Selon Anantachina, si ce geste semble dépersonnaliser, le fait d'enlever les visages des sujets souligne également la relativité des photographies pour son public. Lorsque la subjectivité des traits du visage, de l'expression et de l'identification est absente, cela permet à l'œil d'errer ailleurs. "Les gens vont commencer à chercher d'autres indices, à être plus curieux", explique-t-il. "Tout à coup, l'arrière-plan devient plus important. En examinant les œuvres d'art, je veux que le public se pose des questions sur sa famille, ses expériences, son passé - et lui-même."

Si l'incorporation de guides d'utilisation et de manuels techniques semble à première vue froide et éloignée, pour Anantachina, ces rebuts possèdent un confort sentimental. "Mon entreprise familiale de machines agricoles joue un rôle important dans mon intérêt pour les guides d'utilisation et les manuels", explique-t-il. "Cela a commencé en 2007, lorsque j'ai travaillé avec des médias mixtes et que j'ai commencé à transfigurer les manuels de machines dans un projet de collage intitulé Zin Zin Machinery. J'ai décidé de les utiliser à nouveau dans The L_ost Album parce que je m'intéressais aux informations factuelles que les manuels véhiculent, et à la façon dont elles peuvent être modifiées lorsqu'elles sont utilisées dans un autre contexte." Dans ce sens, Anantachina supprime la sentimentalité des expressions faciales et des objets identifiables et les remplace par une distraction apparemment lointaine, pour révéler que ces graphiques techniques sont en fait assez proches de chez nous.

C'est une façon intéressante de jouer avec l'idée de la famille, et lorsqu'on lui demande ce qui l'a poussé à explorer ce thème universel en profondeur, Anantachina se souvient que cela s'est produit à un moment crucial pour lui et sa femme. "En fait, j'ai commencé à réaliser ce projet lorsque j'ai appris que j'allais être papa", se souvient-il. "Travailler sur cette série m'a permis de réfléchir à ma vie de famille actuelle, car j'ai passé du temps à y travailler pendant que ma femme et mon fils dormaient. Depuis que j'ai commencé ce projet, non seulement ma définition de la famille - comme une unité qui se serre les coudes contre vents et marées, soudée par l'amour dans toutes les situations, bonnes ou mauvaises - n'a pas changé, mais elle s'est avérée vraie."

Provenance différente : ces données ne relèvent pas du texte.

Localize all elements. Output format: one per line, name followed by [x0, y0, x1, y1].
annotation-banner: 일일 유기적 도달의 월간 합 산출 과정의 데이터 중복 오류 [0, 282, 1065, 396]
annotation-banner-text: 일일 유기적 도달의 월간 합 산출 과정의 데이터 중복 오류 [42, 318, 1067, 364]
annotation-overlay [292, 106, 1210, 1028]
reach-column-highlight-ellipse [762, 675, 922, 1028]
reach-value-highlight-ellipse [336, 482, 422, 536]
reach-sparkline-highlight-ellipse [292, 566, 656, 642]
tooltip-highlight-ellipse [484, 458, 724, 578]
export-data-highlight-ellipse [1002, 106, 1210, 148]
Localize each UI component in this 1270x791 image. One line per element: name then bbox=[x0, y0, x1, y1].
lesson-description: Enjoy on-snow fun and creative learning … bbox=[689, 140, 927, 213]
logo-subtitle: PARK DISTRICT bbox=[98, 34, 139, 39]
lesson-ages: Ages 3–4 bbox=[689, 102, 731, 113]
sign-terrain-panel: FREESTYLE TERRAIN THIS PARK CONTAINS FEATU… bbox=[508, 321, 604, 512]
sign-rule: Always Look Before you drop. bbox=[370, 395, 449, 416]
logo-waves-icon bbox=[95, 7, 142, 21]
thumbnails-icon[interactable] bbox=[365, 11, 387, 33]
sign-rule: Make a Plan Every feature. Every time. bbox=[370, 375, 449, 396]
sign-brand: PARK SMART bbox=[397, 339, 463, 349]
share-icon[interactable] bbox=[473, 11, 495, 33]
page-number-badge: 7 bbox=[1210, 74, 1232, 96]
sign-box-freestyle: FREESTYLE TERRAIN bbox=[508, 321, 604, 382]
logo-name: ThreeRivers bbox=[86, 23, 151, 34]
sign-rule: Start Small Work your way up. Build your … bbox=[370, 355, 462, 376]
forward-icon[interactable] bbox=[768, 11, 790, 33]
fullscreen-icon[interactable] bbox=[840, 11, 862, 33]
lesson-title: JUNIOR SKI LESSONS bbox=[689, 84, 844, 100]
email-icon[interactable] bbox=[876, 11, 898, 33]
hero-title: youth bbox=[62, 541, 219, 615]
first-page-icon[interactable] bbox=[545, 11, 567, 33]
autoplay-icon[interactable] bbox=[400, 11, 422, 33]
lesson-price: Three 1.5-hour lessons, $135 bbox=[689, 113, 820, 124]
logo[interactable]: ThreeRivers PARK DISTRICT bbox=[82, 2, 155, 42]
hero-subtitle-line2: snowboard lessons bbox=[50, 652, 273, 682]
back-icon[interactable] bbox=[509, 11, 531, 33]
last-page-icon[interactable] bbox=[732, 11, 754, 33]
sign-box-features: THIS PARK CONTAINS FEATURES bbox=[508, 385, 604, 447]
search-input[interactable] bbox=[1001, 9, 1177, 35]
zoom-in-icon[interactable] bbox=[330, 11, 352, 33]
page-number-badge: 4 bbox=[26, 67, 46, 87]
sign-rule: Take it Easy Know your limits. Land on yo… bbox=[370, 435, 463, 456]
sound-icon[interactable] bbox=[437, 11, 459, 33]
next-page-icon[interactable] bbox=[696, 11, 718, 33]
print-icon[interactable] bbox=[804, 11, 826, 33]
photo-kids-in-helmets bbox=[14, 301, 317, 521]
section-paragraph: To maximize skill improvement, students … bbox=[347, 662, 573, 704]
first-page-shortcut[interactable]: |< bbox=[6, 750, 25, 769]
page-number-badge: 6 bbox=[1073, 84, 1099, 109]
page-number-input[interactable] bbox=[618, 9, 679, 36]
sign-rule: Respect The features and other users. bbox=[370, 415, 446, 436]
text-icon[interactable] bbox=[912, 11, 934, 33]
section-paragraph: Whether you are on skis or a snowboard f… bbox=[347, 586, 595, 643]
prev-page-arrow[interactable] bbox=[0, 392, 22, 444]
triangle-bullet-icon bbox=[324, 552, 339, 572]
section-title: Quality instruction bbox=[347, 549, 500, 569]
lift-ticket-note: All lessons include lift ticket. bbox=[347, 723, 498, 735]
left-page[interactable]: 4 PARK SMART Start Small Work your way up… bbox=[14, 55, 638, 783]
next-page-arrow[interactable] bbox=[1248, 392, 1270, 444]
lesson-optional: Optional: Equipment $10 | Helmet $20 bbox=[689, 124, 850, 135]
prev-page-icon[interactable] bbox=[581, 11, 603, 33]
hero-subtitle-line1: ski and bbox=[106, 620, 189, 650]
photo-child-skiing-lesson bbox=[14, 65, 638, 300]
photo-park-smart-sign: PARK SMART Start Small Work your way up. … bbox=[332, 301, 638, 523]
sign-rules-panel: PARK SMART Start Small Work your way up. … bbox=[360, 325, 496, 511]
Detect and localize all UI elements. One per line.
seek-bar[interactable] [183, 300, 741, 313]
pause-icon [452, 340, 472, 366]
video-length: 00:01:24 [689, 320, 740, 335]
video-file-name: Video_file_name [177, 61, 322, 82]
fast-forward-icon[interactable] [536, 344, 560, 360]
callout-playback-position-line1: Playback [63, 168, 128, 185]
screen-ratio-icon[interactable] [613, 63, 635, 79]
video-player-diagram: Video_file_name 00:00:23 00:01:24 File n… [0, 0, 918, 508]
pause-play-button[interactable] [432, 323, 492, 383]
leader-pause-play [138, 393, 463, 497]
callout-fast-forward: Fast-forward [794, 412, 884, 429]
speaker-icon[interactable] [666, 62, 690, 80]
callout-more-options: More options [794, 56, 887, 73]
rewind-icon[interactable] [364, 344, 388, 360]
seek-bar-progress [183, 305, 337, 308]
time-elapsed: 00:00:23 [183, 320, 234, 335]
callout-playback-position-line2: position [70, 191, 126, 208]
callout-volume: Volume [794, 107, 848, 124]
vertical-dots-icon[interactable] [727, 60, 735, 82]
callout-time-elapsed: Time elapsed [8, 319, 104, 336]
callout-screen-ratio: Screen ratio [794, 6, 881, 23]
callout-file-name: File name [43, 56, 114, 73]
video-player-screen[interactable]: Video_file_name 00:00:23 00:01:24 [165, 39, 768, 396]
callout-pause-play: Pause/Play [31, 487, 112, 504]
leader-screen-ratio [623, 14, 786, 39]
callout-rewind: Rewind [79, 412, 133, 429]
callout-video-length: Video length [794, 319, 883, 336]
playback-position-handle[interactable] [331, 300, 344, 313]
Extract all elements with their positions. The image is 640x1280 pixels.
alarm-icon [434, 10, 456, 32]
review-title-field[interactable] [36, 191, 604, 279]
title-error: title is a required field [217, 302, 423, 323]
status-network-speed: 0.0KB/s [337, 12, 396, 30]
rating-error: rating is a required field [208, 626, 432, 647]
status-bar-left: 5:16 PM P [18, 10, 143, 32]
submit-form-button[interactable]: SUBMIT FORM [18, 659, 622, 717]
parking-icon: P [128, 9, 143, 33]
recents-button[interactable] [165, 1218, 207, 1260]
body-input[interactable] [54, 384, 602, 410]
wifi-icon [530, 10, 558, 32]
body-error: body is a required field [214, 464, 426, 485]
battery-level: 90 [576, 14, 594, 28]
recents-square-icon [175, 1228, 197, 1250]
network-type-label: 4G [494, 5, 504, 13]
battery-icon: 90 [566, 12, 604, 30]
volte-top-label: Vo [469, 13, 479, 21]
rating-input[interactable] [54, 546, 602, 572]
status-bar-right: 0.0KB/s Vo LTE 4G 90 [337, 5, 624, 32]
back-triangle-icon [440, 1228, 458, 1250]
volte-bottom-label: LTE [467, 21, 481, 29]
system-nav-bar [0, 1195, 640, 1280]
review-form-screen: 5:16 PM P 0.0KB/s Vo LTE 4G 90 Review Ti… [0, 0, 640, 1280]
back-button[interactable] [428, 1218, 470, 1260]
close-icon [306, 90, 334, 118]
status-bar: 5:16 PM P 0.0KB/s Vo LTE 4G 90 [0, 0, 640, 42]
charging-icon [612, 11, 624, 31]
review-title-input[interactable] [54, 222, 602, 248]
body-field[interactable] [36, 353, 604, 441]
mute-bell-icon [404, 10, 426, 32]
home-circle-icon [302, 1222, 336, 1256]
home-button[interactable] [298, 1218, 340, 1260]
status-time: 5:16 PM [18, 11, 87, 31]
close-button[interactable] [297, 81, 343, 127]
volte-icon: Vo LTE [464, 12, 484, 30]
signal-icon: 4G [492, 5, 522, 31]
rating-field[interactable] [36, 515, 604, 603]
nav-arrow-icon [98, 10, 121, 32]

En partageant son travail avec un public plus large, à la fois sous la forme d'un livre et d'expositions, Anantachina espère inspirer d'autres personnes à recalibrer leur réflexion sur leurs propres structures familiales. "Les œuvres représentent les relations que nous partageons tous avec nos familles, nos amants et nos amis, et que nous perdons parfois involontairement au cours de la vie - tout comme les propriétaires de ces photographies ont accidentellement perdu leurs images", explique-t-il. En passant du temps avec les personnages de ces albums, Anantachina a, de manière méditative, désassemblé et restructuré le sens de ces âmes perdues, leur insufflant une nouvelle vie. "Je pense qu'il est essentiel pour chacun de réévaluer sa définition de la famille", dit-il. "Je crois que lorsque nous comprendrons mieux l'importance de notre famille, nous ferons tout ce qui est en notre pouvoir pour passer chaque jour de manière significative. J'expose cette collection dans l'espoir que mes téléspectateurs verront ce qui compte vraiment, et vivront leur vie en conséquence."

Pariwat Anantachina est un designer et artiste indépendant basé à Bangkok. En plus de créer ses propres pièces, il est également l'un des cofondateurs du studio de services de design établi, "The Uni_Form Design Studio". Son travail a été exposé en Thaïlande et à l'étranger. Il travaille actuellement à la mise en place des bases de son nouveau projet, la création d'une nouvelle maison d'édition appelée Arc Press, avec ses amis créatifs. Aujourd'hui, Pariwat est toujours une vieille âme, accumulant des bibelots anciens, sa passion personnelle, et travaillant sur des projets de design comme d'habitude, bien qu'à un rythme plus lent, mais certainement plus cohérent que jamais.